Discovery has around 12 million paying subscribers across its online portfolio, having launched the Discovery+ standalone direct-to-consumer service in the United States and a number of European markets in January. David Zaslav, the chief executive of Discovery, said in a recent earnings announcement that the company had passed 11 million paying subscribers and was “on pace to be at 12 million” by the end of the February. That would be an increase of 7 million subscribers since Discovery reported in December.
Speaking to analysts, the Discovery chief executive said that the vast majority of this increase is attributable to Discovery+ and substantially more than half of those additions are in the United States.
Discovery+ is available in the United States as a paid service in two tiers, one of which is also supported by advertising.
Discovery rebranded its previous Dplay services in some markets to Discovery+ and he said this “off to a strong start” in the United Kingdom, where it has partnered with Sky.

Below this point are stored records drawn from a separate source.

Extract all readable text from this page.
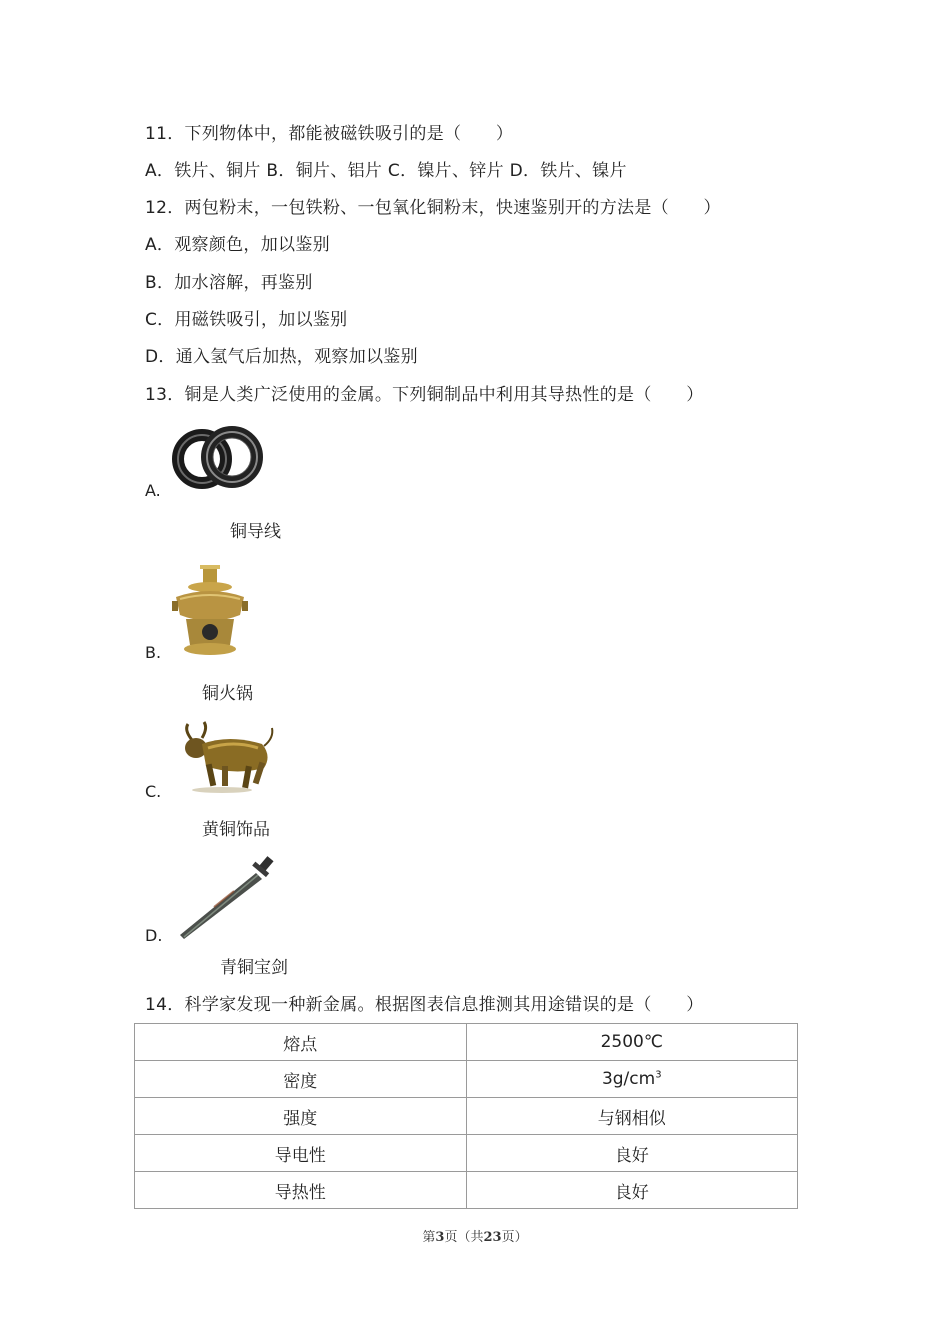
11．下列物体中，都能被磁铁吸引的是（　　）
A．铁片、铜片 B．铜片、铝片 C．镍片、锌片 D．铁片、镍片
12．两包粉末，一包铁粉、一包氧化铜粉末，快速鉴别开的方法是（　　）
A．观察颜色，加以鉴别
B．加水溶解，再鉴别
C．用磁铁吸引，加以鉴别
D．通入氢气后加热，观察加以鉴别
13．铜是人类广泛使用的金属。下列铜制品中利用其导热性的是（　　）
A.
铜导线
B.
铜火锅
C.
黄铜饰品
D.
青铜宝剑
14．科学家发现一种新金属。根据图表信息推测其用途错误的是（　　）
熔点	2500℃
密度	$3g/cm^3$
强度	与钢相似
导电性	良好
导热性	良好
第3页（共23页）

The company intends to partner with key distributors in many key markets.
He said: “Stay tuned for further delivery partnerships such as partnerships with cable operators and other connected TV platforms, all of which move us further along as our goal to be among the most widely available platforms to consumers everywhere on the globe with easy access to consumers in every language.”
“We’re seeing very high consumer engagement and high video starts, an incredible 93% of our entire 55,000-episode library has been watched, indicating a very healthy long tail of content that is immense value to consumers now that we’ve made it available.” He also noted that the twelve most popular shows represent less than 10% of what people are watching on the platform.
In Europe, the Eurosport offering will be brought into Discovery+, which will be offer streaming of the Tokyo Olympics, assuming the postponed event takes place, with access to every minute, live and on-demand.
Following that, the company expects to accelerate its international rollouts, with partnerships such as Vodafone.
He said that Discovery is “evolving from a pay-TV and free-to-air company into a scaling global streaming player.”
The company has said it is aiming for an addressable market of 70 million in the United States and 400 million globally.
Shares in Discovery have doubled in value so far this year, having risen in anticipation of the online strategy, which so far seems to be perceived as a success story, despite a competitive market.